Someone gave a little cry. It was impossible to tell who. The room was as thick with fear and grief as it was with dust and the smell of burning.

“Yes, of course,” O’Day apologized, composing himself with difficulty. “I am sorry, Mrs. Pitt, Superintendent. I had hoped so much of this conference, it is hard to see one’s dreams dashed and not want to blame someone you can see and name. But it is nonetheless unworthy.” He looked around them, especially at Padraig. “Come. I think we should all leave Mr. Pitt to his gruesome duty, and ourselves return and see what we can do to foil this madman’s violence by preparing to continue the best we may.”

“Bravo.” Padraig applauded, raising his hands as if to clap, then turning to walk away.

“Certainly,” Jack agreed, after glancing at Pitt. “We shall all go to the morning room, when the fire is lit, and have Dilkes bring us a hot punch with a little brandy in it. I’m sure we could all do with it. Emily …”

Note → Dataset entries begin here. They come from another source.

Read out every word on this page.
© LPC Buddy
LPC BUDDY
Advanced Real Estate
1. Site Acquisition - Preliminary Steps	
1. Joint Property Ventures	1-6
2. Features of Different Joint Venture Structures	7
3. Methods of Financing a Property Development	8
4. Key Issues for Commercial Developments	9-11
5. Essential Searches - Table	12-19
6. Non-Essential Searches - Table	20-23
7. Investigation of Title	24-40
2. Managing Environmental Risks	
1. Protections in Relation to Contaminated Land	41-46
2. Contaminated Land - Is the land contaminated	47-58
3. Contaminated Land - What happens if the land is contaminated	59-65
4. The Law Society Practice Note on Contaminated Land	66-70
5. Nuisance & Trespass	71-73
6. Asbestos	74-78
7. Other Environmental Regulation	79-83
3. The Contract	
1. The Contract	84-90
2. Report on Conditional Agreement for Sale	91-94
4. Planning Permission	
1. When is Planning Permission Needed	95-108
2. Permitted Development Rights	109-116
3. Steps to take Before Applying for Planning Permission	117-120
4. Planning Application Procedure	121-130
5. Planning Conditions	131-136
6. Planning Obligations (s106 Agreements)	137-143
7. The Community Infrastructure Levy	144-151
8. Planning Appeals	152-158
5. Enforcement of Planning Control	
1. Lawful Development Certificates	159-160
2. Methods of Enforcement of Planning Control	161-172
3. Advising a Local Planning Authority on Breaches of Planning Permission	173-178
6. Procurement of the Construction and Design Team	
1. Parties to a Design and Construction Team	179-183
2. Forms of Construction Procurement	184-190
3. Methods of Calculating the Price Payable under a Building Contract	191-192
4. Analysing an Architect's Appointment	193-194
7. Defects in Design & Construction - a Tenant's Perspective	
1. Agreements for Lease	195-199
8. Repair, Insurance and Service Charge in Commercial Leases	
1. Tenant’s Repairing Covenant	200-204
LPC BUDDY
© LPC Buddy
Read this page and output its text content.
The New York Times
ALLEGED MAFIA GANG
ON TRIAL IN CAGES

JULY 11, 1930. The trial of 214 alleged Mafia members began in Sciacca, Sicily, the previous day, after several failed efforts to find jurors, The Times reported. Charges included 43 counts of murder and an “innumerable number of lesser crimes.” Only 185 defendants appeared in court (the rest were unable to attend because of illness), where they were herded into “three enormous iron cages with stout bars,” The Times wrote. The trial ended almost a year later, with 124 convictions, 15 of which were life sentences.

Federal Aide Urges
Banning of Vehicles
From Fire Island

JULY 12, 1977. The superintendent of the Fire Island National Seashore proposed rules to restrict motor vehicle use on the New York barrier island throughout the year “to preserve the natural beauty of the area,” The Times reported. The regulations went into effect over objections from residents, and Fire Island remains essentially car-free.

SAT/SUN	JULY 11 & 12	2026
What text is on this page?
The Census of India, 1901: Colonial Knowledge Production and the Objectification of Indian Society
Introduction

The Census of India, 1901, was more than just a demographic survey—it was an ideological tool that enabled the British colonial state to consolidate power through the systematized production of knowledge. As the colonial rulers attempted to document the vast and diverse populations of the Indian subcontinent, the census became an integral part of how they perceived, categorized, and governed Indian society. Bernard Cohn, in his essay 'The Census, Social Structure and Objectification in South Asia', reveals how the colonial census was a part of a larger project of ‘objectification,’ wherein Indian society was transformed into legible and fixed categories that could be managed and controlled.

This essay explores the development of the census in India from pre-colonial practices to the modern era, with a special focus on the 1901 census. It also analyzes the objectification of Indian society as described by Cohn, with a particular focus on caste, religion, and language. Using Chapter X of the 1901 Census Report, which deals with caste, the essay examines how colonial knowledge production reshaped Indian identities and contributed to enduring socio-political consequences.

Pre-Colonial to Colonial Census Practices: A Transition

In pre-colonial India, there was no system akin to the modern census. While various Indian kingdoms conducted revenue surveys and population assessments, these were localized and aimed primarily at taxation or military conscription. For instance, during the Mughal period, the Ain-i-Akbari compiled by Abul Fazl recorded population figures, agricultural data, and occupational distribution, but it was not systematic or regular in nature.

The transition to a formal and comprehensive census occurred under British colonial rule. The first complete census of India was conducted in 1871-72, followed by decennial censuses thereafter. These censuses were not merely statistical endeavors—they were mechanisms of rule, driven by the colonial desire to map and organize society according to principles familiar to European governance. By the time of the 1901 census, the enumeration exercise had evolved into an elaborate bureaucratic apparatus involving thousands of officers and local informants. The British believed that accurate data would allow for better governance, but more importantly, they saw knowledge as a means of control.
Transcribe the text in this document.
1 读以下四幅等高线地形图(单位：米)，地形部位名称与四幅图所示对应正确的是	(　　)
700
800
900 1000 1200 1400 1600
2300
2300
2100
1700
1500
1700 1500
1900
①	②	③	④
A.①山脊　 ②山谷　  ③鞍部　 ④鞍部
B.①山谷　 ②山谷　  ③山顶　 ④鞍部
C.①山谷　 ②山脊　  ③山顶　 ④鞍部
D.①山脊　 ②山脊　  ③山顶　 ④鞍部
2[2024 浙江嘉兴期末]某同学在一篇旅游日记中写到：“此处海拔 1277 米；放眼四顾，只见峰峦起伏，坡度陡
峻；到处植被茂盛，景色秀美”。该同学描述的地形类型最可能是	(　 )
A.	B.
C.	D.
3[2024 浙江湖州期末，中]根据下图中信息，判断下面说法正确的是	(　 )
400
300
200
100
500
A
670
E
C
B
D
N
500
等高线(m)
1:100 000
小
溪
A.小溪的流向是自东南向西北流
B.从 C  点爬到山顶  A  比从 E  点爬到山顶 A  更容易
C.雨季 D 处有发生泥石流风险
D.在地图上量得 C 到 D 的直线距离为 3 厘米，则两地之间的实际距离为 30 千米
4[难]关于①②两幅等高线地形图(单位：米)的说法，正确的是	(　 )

She was still ghostly white, but she made an effort to respond.

“Yes … yes …” she said hesitantly, walking as if she were not sure of the ground under her feet. She went straight past Iona. It was Justine who took Iona by the arm and offered to go with her up to her room, fetch her maid and have a tisane sent up, with brandy if she wished, and to sit with her. Charlotte was Standing beside Finn Hennessey, talking to him quietly, gently, trying to help his shock and confusion. He was still staring around him as if he barely knew where he was and could not comprehend what had happened or what he was doing there. Gracie was there also, white-faced.